Several false statements were corrected, such as the misconception that a zero second derivative at a point confirms an inflection point and that the concavity of the first derivative determines the sign of the second derivative. Also, an inflection point does not guarantee that the derivative has a local extremum.
(a) False: If f ′′(2)=0, x=2 is not necessarily an inflection point of f. An inflection point requires f ′′ to change sign.
(b) False: If f ′′ is concave up on an interval I, this describes the concavity of f ′ and does not imply f ′′ is positive on I.
(c) True: If f is concave up on an interval I, then f ′′ is positive on I because the slope of the tangent lines is increasing.
(d) True: If f ′′(2) does not exist and x=2 is in the domain of f, x=2 can be a critical point of f′ if f′ is also undefined or zero at x=2.
(e) False: If f has an inflection point at x=3 and f is differentiable at x=3, f′ does not necessarily have a local minimum or maximum at x=3.
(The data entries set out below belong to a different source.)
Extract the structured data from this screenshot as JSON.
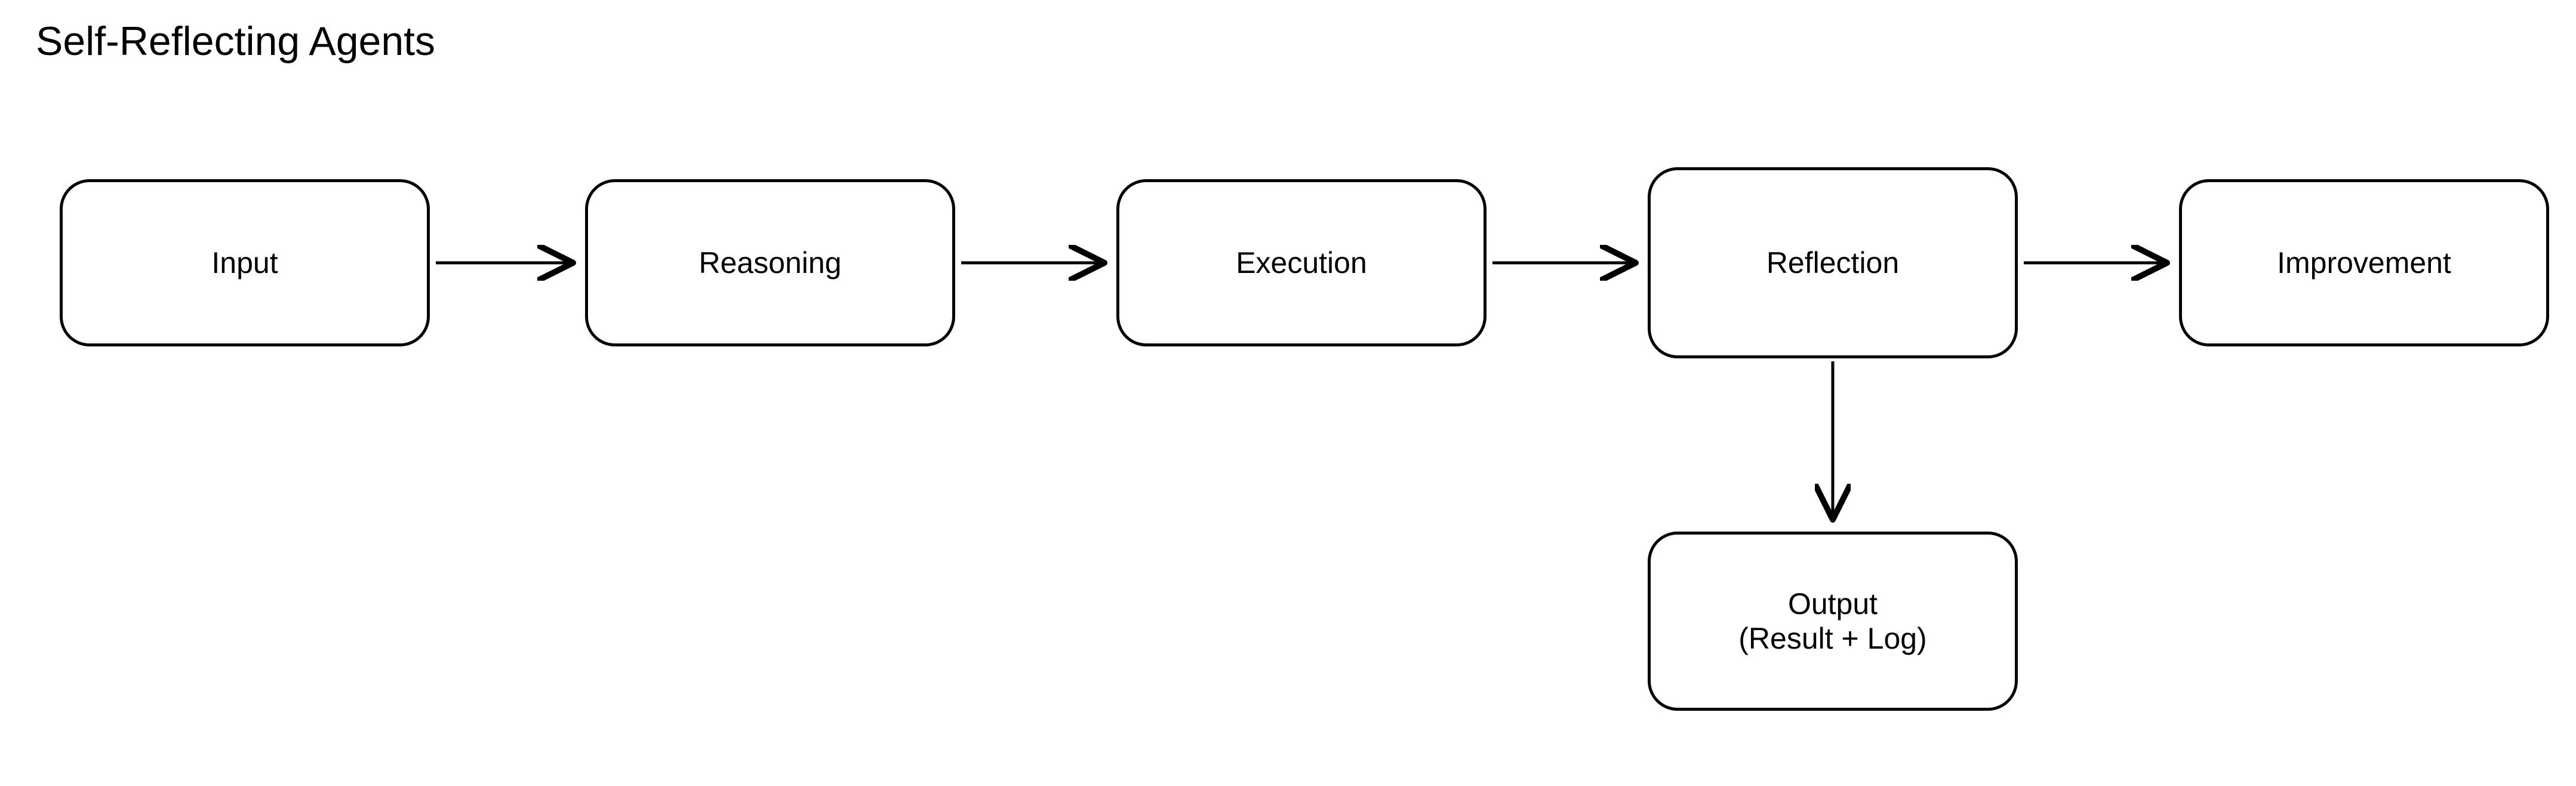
{
  "title": "Self-Reflecting Agents",
  "nodes": {
    "input": "Input",
    "reasoning": "Reasoning",
    "execution": "Execution",
    "reflection": "Reflection",
    "improvement": "Improvement",
    "output_line1": "Output",
    "output_line2": "(Result + Log)"
  },
  "edges": [
    {
      "from": "input",
      "to": "reasoning"
    },
    {
      "from": "reasoning",
      "to": "execution"
    },
    {
      "from": "execution",
      "to": "reflection"
    },
    {
      "from": "reflection",
      "to": "improvement"
    },
    {
      "from": "reflection",
      "to": "output"
    }
  ]
}
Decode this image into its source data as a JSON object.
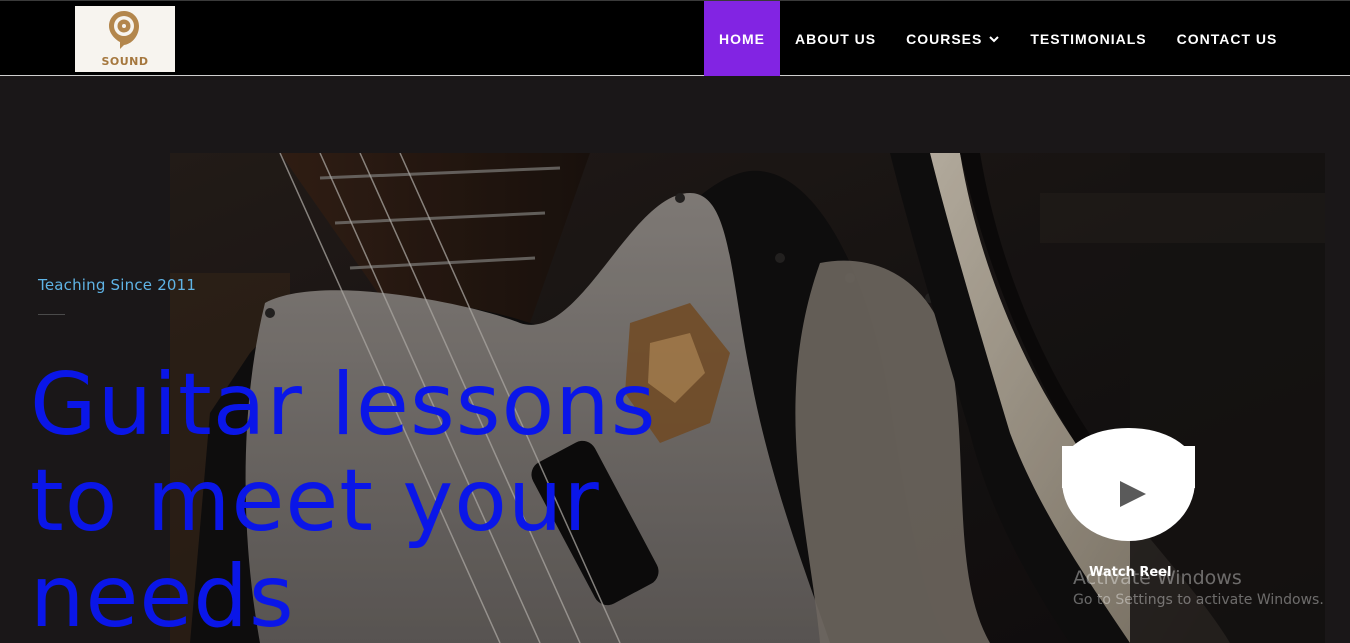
{
  "logo": {
    "text": "SOUND"
  },
  "nav": {
    "items": [
      {
        "label": "HOME",
        "active": true
      },
      {
        "label": "ABOUT US",
        "active": false
      },
      {
        "label": "COURSES",
        "active": false,
        "has_dropdown": true
      },
      {
        "label": "TESTIMONIALS",
        "active": false
      },
      {
        "label": "CONTACT US",
        "active": false
      }
    ]
  },
  "hero": {
    "eyebrow": "Teaching Since 2011",
    "headline_line1": "Guitar lessons",
    "headline_line2": "to meet your",
    "headline_line3": "needs",
    "watch_label": "Watch Reel"
  },
  "watermark": {
    "title": "Activate Windows",
    "subtitle": "Go to Settings to activate Windows."
  },
  "colors": {
    "nav_active": "#8224e3",
    "headline": "#0a16e8",
    "eyebrow": "#5fb4e6",
    "logo_brand": "#a5773e"
  }
}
(f) True: If f ′(1)=0 and f ′′(1)=-2, f has a local maximum at x=1 because the second derivative is negative, indicating concave down.
(g) False: The second-derivative test involves checking the sign of f′′ at the critical points, not on each side of them.
(h) False: The second-derivative test does not always produce the same information as the first-derivative test; it can be inconclusive when f′′=0.